Jamaica’s Charlyne Smith has made history at the University of Florida by becoming the first Black woman to be awarded a Ph.D. in nuclear engineering.
Smith was born and raised in St. Catherine, Jamaica and is an alumnus of Spanish Town-based St. Catherine High School.
She pursued her degree on a scholarship from the Coppin State University in Baltimore, Maryland, where she graduated in 2017 with a degree in chemistry and mathematics. The following year she was awarded a coveted National Science Foundation Graduate Research Fellowship.
Charlyne Smith said her grandfather convinced her to use intellect.
“Growing up in St. Catherine, Jamaica, we had limited resources – water, power, shelter. I could have chosen to study any of those, but I was most interested in energy,” she told MSE. “I grew up with electricity issues, and I want future generations of children to grow up there without knowing what that is like. I originally wanted to study solar energy, but I found that the technological advances were slow in solar. I started investigating nuclear engineering and discovered the field had a lot of potential for improving energy production more immediately.”

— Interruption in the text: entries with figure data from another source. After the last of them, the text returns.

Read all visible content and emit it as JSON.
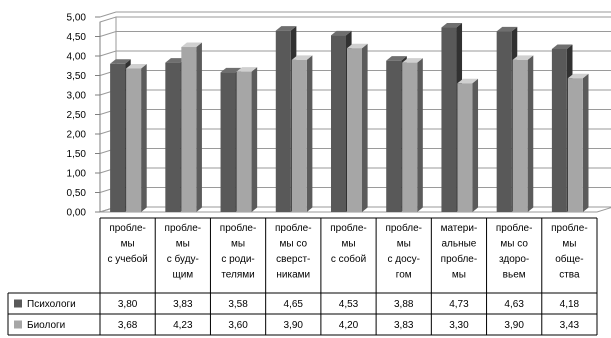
{
  "chart_data": {
    "type": "bar",
    "categories": [
      [
        "пробле-",
        "мы",
        "с учебой"
      ],
      [
        "пробле-",
        "мы",
        "с буду-",
        "щим"
      ],
      [
        "пробле-",
        "мы",
        "с роди-",
        "телями"
      ],
      [
        "пробле-",
        "мы со",
        "сверст-",
        "никами"
      ],
      [
        "пробле-",
        "мы",
        "с собой"
      ],
      [
        "пробле-",
        "мы",
        "с досу-",
        "гом"
      ],
      [
        "матери-",
        "альные",
        "пробле-",
        "мы"
      ],
      [
        "пробле-",
        "мы со",
        "здоро-",
        "вьем"
      ],
      [
        "пробле-",
        "мы",
        "обще-",
        "ства"
      ]
    ],
    "series": [
      {
        "name": "Психологи",
        "values": [
          3.8,
          3.83,
          3.58,
          4.65,
          4.53,
          3.88,
          4.73,
          4.63,
          4.18
        ],
        "labels": [
          "3,80",
          "3,83",
          "3,58",
          "4,65",
          "4,53",
          "3,88",
          "4,73",
          "4,63",
          "4,18"
        ],
        "color": "#595959"
      },
      {
        "name": "Биологи",
        "values": [
          3.68,
          4.23,
          3.6,
          3.9,
          4.2,
          3.83,
          3.3,
          3.9,
          3.43
        ],
        "labels": [
          "3,68",
          "4,23",
          "3,60",
          "3,90",
          "4,20",
          "3,83",
          "3,30",
          "3,90",
          "3,43"
        ],
        "color": "#a6a6a6"
      }
    ],
    "ylim": [
      0,
      5
    ],
    "yticks": [
      "0,00",
      "0,50",
      "1,00",
      "1,50",
      "2,00",
      "2,50",
      "3,00",
      "3,50",
      "4,00",
      "4,50",
      "5,00"
    ],
    "grid": true,
    "style": "3d-clustered-bar-with-data-table",
    "title": "",
    "xlabel": "",
    "ylabel": ""
  }
}
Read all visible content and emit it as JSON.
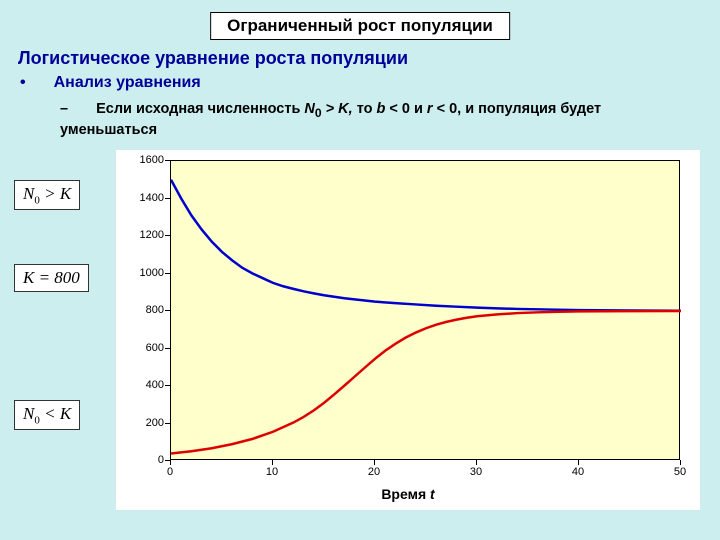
{
  "slide": {
    "background_color": "#cceeee",
    "title": "Ограниченный рост популяции",
    "subtitle": "Логистическое уравнение роста популяции",
    "bullet1": "Анализ уравнения",
    "bullet2_prefix": "Если исходная численность ",
    "bullet2_var1": "N",
    "bullet2_sub1": "0",
    "bullet2_mid1": " > K, ",
    "bullet2_plain1": "то ",
    "bullet2_var2": "b",
    "bullet2_mid2": " < 0 ",
    "bullet2_plain2": "и ",
    "bullet2_var3": "r",
    "bullet2_mid3": " < 0, ",
    "bullet2_suffix": "и популяция будет уменьшаться"
  },
  "equations": {
    "eq1_lhs": "N",
    "eq1_sub": "0",
    "eq1_rhs": " > K",
    "eq2": "K = 800",
    "eq3_lhs": "N",
    "eq3_sub": "0",
    "eq3_rhs": " < K"
  },
  "chart": {
    "type": "line",
    "plot_bg": "#ffffcc",
    "xlim": [
      0,
      50
    ],
    "ylim": [
      0,
      1600
    ],
    "xticks": [
      0,
      10,
      20,
      30,
      40,
      50
    ],
    "yticks": [
      0,
      200,
      400,
      600,
      800,
      1000,
      1200,
      1400,
      1600
    ],
    "xlabel_prefix": "Время ",
    "xlabel_var": "t",
    "tick_fontsize": 11,
    "label_fontsize": 14,
    "series": [
      {
        "name": "above-K",
        "color": "#0000cc",
        "width": 2.5,
        "data": [
          [
            0,
            1500
          ],
          [
            1,
            1400
          ],
          [
            2,
            1310
          ],
          [
            3,
            1235
          ],
          [
            4,
            1170
          ],
          [
            5,
            1115
          ],
          [
            6,
            1070
          ],
          [
            7,
            1030
          ],
          [
            8,
            1000
          ],
          [
            9,
            975
          ],
          [
            10,
            950
          ],
          [
            11,
            932
          ],
          [
            12,
            918
          ],
          [
            13,
            905
          ],
          [
            14,
            894
          ],
          [
            15,
            884
          ],
          [
            16,
            876
          ],
          [
            17,
            868
          ],
          [
            18,
            862
          ],
          [
            19,
            856
          ],
          [
            20,
            850
          ],
          [
            22,
            842
          ],
          [
            24,
            835
          ],
          [
            26,
            828
          ],
          [
            28,
            823
          ],
          [
            30,
            818
          ],
          [
            32,
            814
          ],
          [
            34,
            811
          ],
          [
            36,
            809
          ],
          [
            38,
            807
          ],
          [
            40,
            805
          ],
          [
            45,
            803
          ],
          [
            50,
            801
          ]
        ]
      },
      {
        "name": "below-K",
        "color": "#dd0000",
        "width": 2.5,
        "data": [
          [
            0,
            40
          ],
          [
            2,
            52
          ],
          [
            4,
            68
          ],
          [
            6,
            90
          ],
          [
            8,
            118
          ],
          [
            10,
            156
          ],
          [
            12,
            205
          ],
          [
            13,
            235
          ],
          [
            14,
            270
          ],
          [
            15,
            310
          ],
          [
            16,
            355
          ],
          [
            17,
            402
          ],
          [
            18,
            450
          ],
          [
            19,
            498
          ],
          [
            20,
            545
          ],
          [
            21,
            588
          ],
          [
            22,
            625
          ],
          [
            23,
            658
          ],
          [
            24,
            685
          ],
          [
            25,
            708
          ],
          [
            26,
            727
          ],
          [
            27,
            742
          ],
          [
            28,
            754
          ],
          [
            29,
            764
          ],
          [
            30,
            772
          ],
          [
            32,
            782
          ],
          [
            34,
            789
          ],
          [
            36,
            793
          ],
          [
            38,
            796
          ],
          [
            40,
            798
          ],
          [
            45,
            799
          ],
          [
            50,
            800
          ]
        ]
      }
    ]
  }
}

Prime Minister of Jamaica Andrew Holness congratulated Smith on her major achievement.
“Congratulations to our very own Charlyne Smith, the first black woman to earn a PhD in nuclear engineering from the university of Florida,” he wrote. “Charlyne, who grew up in St Catherine and is a former student of my alma mater, the St Catherine High School, graduated with her doctorate from the University of Florida last month.”